Trump has repeatedly criticized former President Joe Biden’s use of the reserve, accusing him of depleting it for political purposes.

On Monday, the Group of Seven nations discussed a coordinated release of their countries’ reserves in a bid to address the supply crunch. But the US was among those skeptical of that step, one of the people familiar said, and the group opted against any immediate action.

The White House deferred a request for comment to a joint G7 statement that the nations “stand ready” to release their stockpiles if necessary.

The remaining options under discussion within the administration could have some marginal benefit for the oil markets and US gas prices, energy experts said. Yet they’re unlikely to shift the trajectory and would do little to make up the loss of as many as 20 million barrels of oil a day that typically transits the Strait of Hormuz.

Already, one initiative that Trump officials were optimistic might shift the dynamics — offering up to $20 billion in insurance for tankers willing to cross the waterway — has fallen flat.

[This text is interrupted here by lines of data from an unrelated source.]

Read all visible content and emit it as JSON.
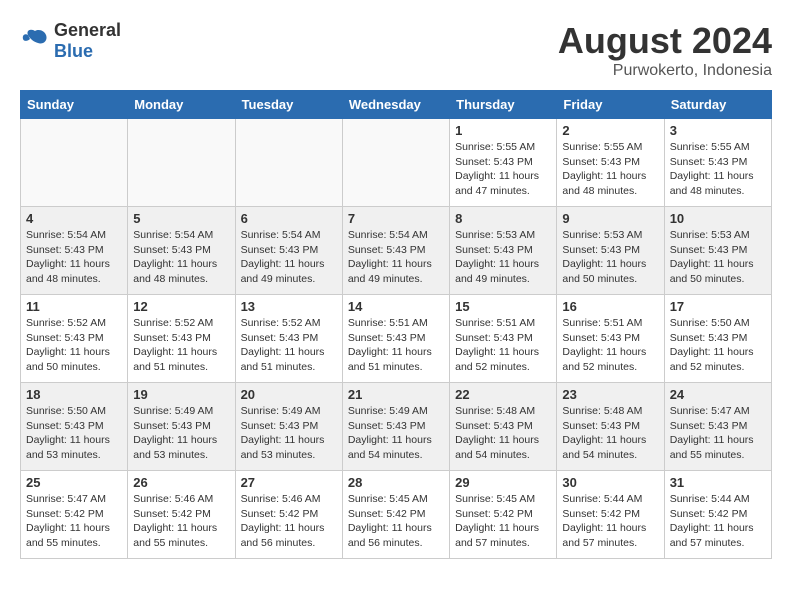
{
  "logo": {
    "text_general": "General",
    "text_blue": "Blue"
  },
  "title": {
    "month_year": "August 2024",
    "location": "Purwokerto, Indonesia"
  },
  "days_of_week": [
    "Sunday",
    "Monday",
    "Tuesday",
    "Wednesday",
    "Thursday",
    "Friday",
    "Saturday"
  ],
  "weeks": [
    [
      {
        "day": "",
        "empty": true
      },
      {
        "day": "",
        "empty": true
      },
      {
        "day": "",
        "empty": true
      },
      {
        "day": "",
        "empty": true
      },
      {
        "day": "1",
        "sunrise": "5:55 AM",
        "sunset": "5:43 PM",
        "daylight": "11 hours and 47 minutes."
      },
      {
        "day": "2",
        "sunrise": "5:55 AM",
        "sunset": "5:43 PM",
        "daylight": "11 hours and 48 minutes."
      },
      {
        "day": "3",
        "sunrise": "5:55 AM",
        "sunset": "5:43 PM",
        "daylight": "11 hours and 48 minutes."
      }
    ],
    [
      {
        "day": "4",
        "sunrise": "5:54 AM",
        "sunset": "5:43 PM",
        "daylight": "11 hours and 48 minutes."
      },
      {
        "day": "5",
        "sunrise": "5:54 AM",
        "sunset": "5:43 PM",
        "daylight": "11 hours and 48 minutes."
      },
      {
        "day": "6",
        "sunrise": "5:54 AM",
        "sunset": "5:43 PM",
        "daylight": "11 hours and 49 minutes."
      },
      {
        "day": "7",
        "sunrise": "5:54 AM",
        "sunset": "5:43 PM",
        "daylight": "11 hours and 49 minutes."
      },
      {
        "day": "8",
        "sunrise": "5:53 AM",
        "sunset": "5:43 PM",
        "daylight": "11 hours and 49 minutes."
      },
      {
        "day": "9",
        "sunrise": "5:53 AM",
        "sunset": "5:43 PM",
        "daylight": "11 hours and 50 minutes."
      },
      {
        "day": "10",
        "sunrise": "5:53 AM",
        "sunset": "5:43 PM",
        "daylight": "11 hours and 50 minutes."
      }
    ],
    [
      {
        "day": "11",
        "sunrise": "5:52 AM",
        "sunset": "5:43 PM",
        "daylight": "11 hours and 50 minutes."
      },
      {
        "day": "12",
        "sunrise": "5:52 AM",
        "sunset": "5:43 PM",
        "daylight": "11 hours and 51 minutes."
      },
      {
        "day": "13",
        "sunrise": "5:52 AM",
        "sunset": "5:43 PM",
        "daylight": "11 hours and 51 minutes."
      },
      {
        "day": "14",
        "sunrise": "5:51 AM",
        "sunset": "5:43 PM",
        "daylight": "11 hours and 51 minutes."
      },
      {
        "day": "15",
        "sunrise": "5:51 AM",
        "sunset": "5:43 PM",
        "daylight": "11 hours and 52 minutes."
      },
      {
        "day": "16",
        "sunrise": "5:51 AM",
        "sunset": "5:43 PM",
        "daylight": "11 hours and 52 minutes."
      },
      {
        "day": "17",
        "sunrise": "5:50 AM",
        "sunset": "5:43 PM",
        "daylight": "11 hours and 52 minutes."
      }
    ],
    [
      {
        "day": "18",
        "sunrise": "5:50 AM",
        "sunset": "5:43 PM",
        "daylight": "11 hours and 53 minutes."
      },
      {
        "day": "19",
        "sunrise": "5:49 AM",
        "sunset": "5:43 PM",
        "daylight": "11 hours and 53 minutes."
      },
      {
        "day": "20",
        "sunrise": "5:49 AM",
        "sunset": "5:43 PM",
        "daylight": "11 hours and 53 minutes."
      },
      {
        "day": "21",
        "sunrise": "5:49 AM",
        "sunset": "5:43 PM",
        "daylight": "11 hours and 54 minutes."
      },
      {
        "day": "22",
        "sunrise": "5:48 AM",
        "sunset": "5:43 PM",
        "daylight": "11 hours and 54 minutes."
      },
      {
        "day": "23",
        "sunrise": "5:48 AM",
        "sunset": "5:43 PM",
        "daylight": "11 hours and 54 minutes."
      },
      {
        "day": "24",
        "sunrise": "5:47 AM",
        "sunset": "5:43 PM",
        "daylight": "11 hours and 55 minutes."
      }
    ],
    [
      {
        "day": "25",
        "sunrise": "5:47 AM",
        "sunset": "5:42 PM",
        "daylight": "11 hours and 55 minutes."
      },
      {
        "day": "26",
        "sunrise": "5:46 AM",
        "sunset": "5:42 PM",
        "daylight": "11 hours and 55 minutes."
      },
      {
        "day": "27",
        "sunrise": "5:46 AM",
        "sunset": "5:42 PM",
        "daylight": "11 hours and 56 minutes."
      },
      {
        "day": "28",
        "sunrise": "5:45 AM",
        "sunset": "5:42 PM",
        "daylight": "11 hours and 56 minutes."
      },
      {
        "day": "29",
        "sunrise": "5:45 AM",
        "sunset": "5:42 PM",
        "daylight": "11 hours and 57 minutes."
      },
      {
        "day": "30",
        "sunrise": "5:44 AM",
        "sunset": "5:42 PM",
        "daylight": "11 hours and 57 minutes."
      },
      {
        "day": "31",
        "sunrise": "5:44 AM",
        "sunset": "5:42 PM",
        "daylight": "11 hours and 57 minutes."
      }
    ]
  ],
  "labels": {
    "sunrise": "Sunrise:",
    "sunset": "Sunset:",
    "daylight": "Daylight:"
  }
}
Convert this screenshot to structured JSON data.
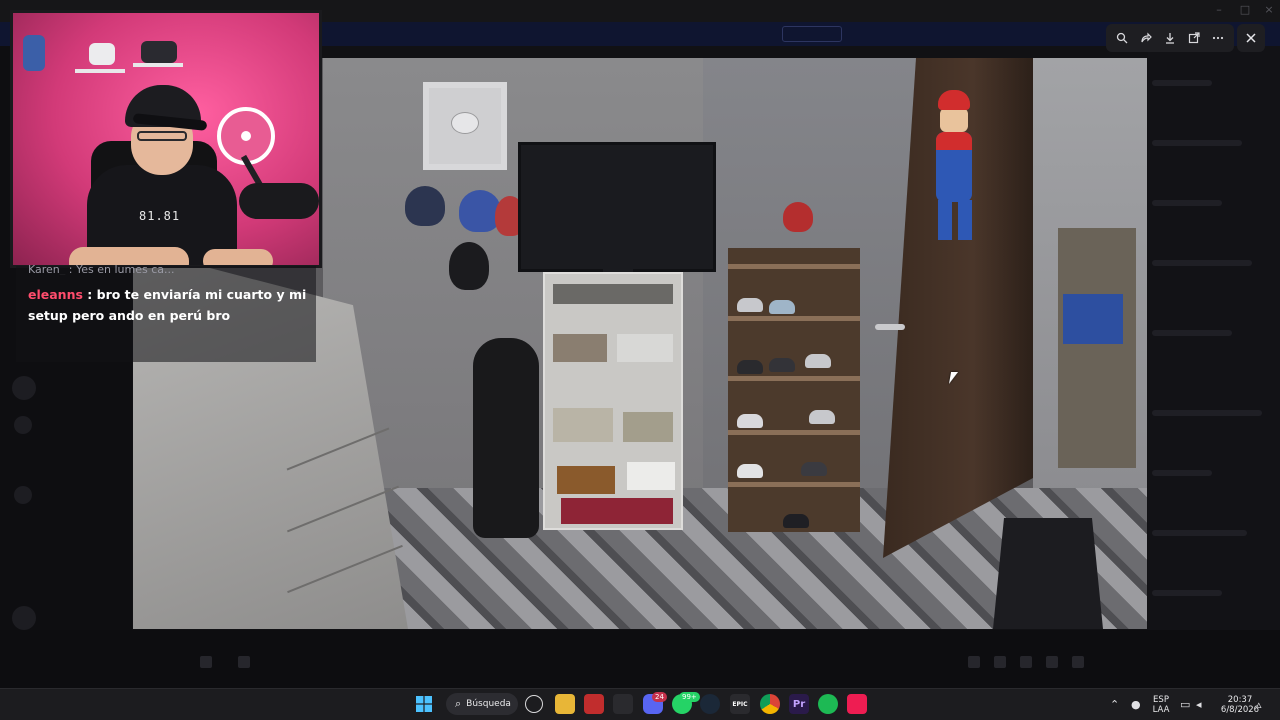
{
  "viewer": {
    "toolbar": {
      "zoom_icon": "zoom-icon",
      "share_icon": "share-icon",
      "download_icon": "download-icon",
      "open_icon": "open-external-icon",
      "more_icon": "more-icon"
    },
    "close_icon": "close-icon"
  },
  "chat": {
    "previous_line": "Karen_ : Yes en lumes ca...",
    "message": {
      "username": "eleanns",
      "separator": " : ",
      "text": "bro te enviaría mi cuarto y mi setup pero ando en perú bro"
    }
  },
  "webcam": {
    "shirt_text": "81.81"
  },
  "taskbar": {
    "search_label": "Búsqueda",
    "badges": {
      "discord": "24",
      "whatsapp": "99+"
    },
    "tray": {
      "lang_top": "ESP",
      "lang_bottom": "LAA",
      "time": "20:37",
      "date": "6/8/2026"
    }
  },
  "colors": {
    "chat_username": "#ff4d6d",
    "accent_pink": "#d6427a",
    "taskbar_bg": "#1c1c1f"
  }
}
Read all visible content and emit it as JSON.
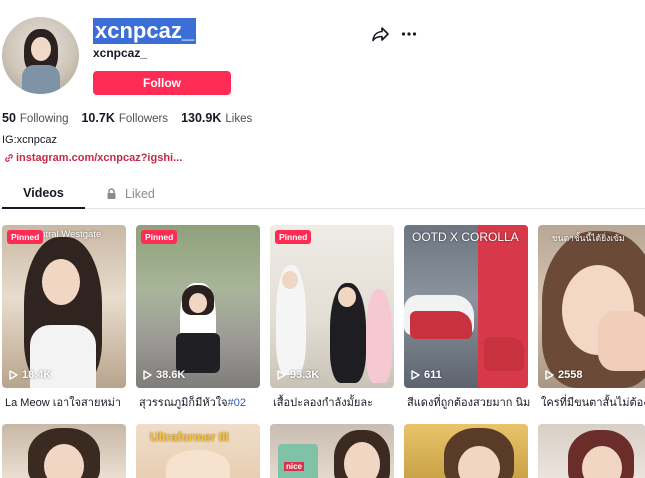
{
  "profile": {
    "username": "xcnpcaz_",
    "nickname": "xcnpcaz_",
    "follow_label": "Follow",
    "bio": "IG:xcnpcaz",
    "link": "instagram.com/xcnpcaz?igshi..."
  },
  "stats": [
    {
      "value": "50",
      "label": "Following"
    },
    {
      "value": "10.7K",
      "label": "Followers"
    },
    {
      "value": "130.9K",
      "label": "Likes"
    }
  ],
  "tabs": {
    "videos": "Videos",
    "liked": "Liked"
  },
  "videos": [
    {
      "overlay": "Central Westgate",
      "pinned": "Pinned",
      "views": "18.4K",
      "title": "La Meow เอาใจสายหม่า",
      "tag": ""
    },
    {
      "overlay": "",
      "pinned": "Pinned",
      "views": "38.6K",
      "title": "สุวรรณภูมิก็มีหัวใจ",
      "tag": "#02"
    },
    {
      "overlay": "",
      "pinned": "Pinned",
      "views": "93.3K",
      "title": "เสื้อปะลองกำลังมั้ยละ",
      "tag": ""
    },
    {
      "overlay": "OOTD X COROLLA",
      "pinned": "",
      "views": "611",
      "title": "สีแดงที่ถูกต้องสวยมาก นิม",
      "tag": ""
    },
    {
      "overlay": "ขนตาชั้นนี้ได้ยิ่งเข้ม",
      "pinned": "",
      "views": "2558",
      "title": "ใครที่มีขนตาสั้นไม่ต้อง",
      "tag": ""
    }
  ],
  "row2": [
    {
      "overlay": ""
    },
    {
      "overlay": "Ultraformer III"
    },
    {
      "overlay": "nice"
    },
    {
      "overlay": ""
    },
    {
      "overlay": ""
    }
  ],
  "colors": {
    "accent": "#fe2c55",
    "selection": "#3b6ed6",
    "link": "#c42a4a"
  },
  "icons": [
    "share-icon",
    "more-icon",
    "link-icon",
    "lock-icon",
    "play-icon"
  ]
}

“Even if you’re insured against the risk of your ship being sunk, you don’t want your ship to be sunk,” said Tobin Marcus, the head of US policy and politics at financial research firm Wolfe Research. “They’re not bad ideas, but they’re not enabling people to ignore the fact that the Strait has had nothing go through it for six days.”

Trump officials in recent days have also floated the potential for military escorts through the Strait. Oil executives, market analysts and diplomats have told CNN that this seems like the only immediate solution to this spiraling crisis.

Still, it remains unclear how quickly the US will be able to organize those escorts. And Trump himself said in an interview with CBS News on Monday that his administration is “thinking” of taking over the Strait.

In the meantime, the idea has further reinforced that the only certain way to stabilize the oil markets is to bring an end to the war — and do it fast enough to avert lasting economic consequences.

“The other options that the administration has, other than ending the war, are actually pretty limited,” Atkinson said. “The oil market is massively short of supply.”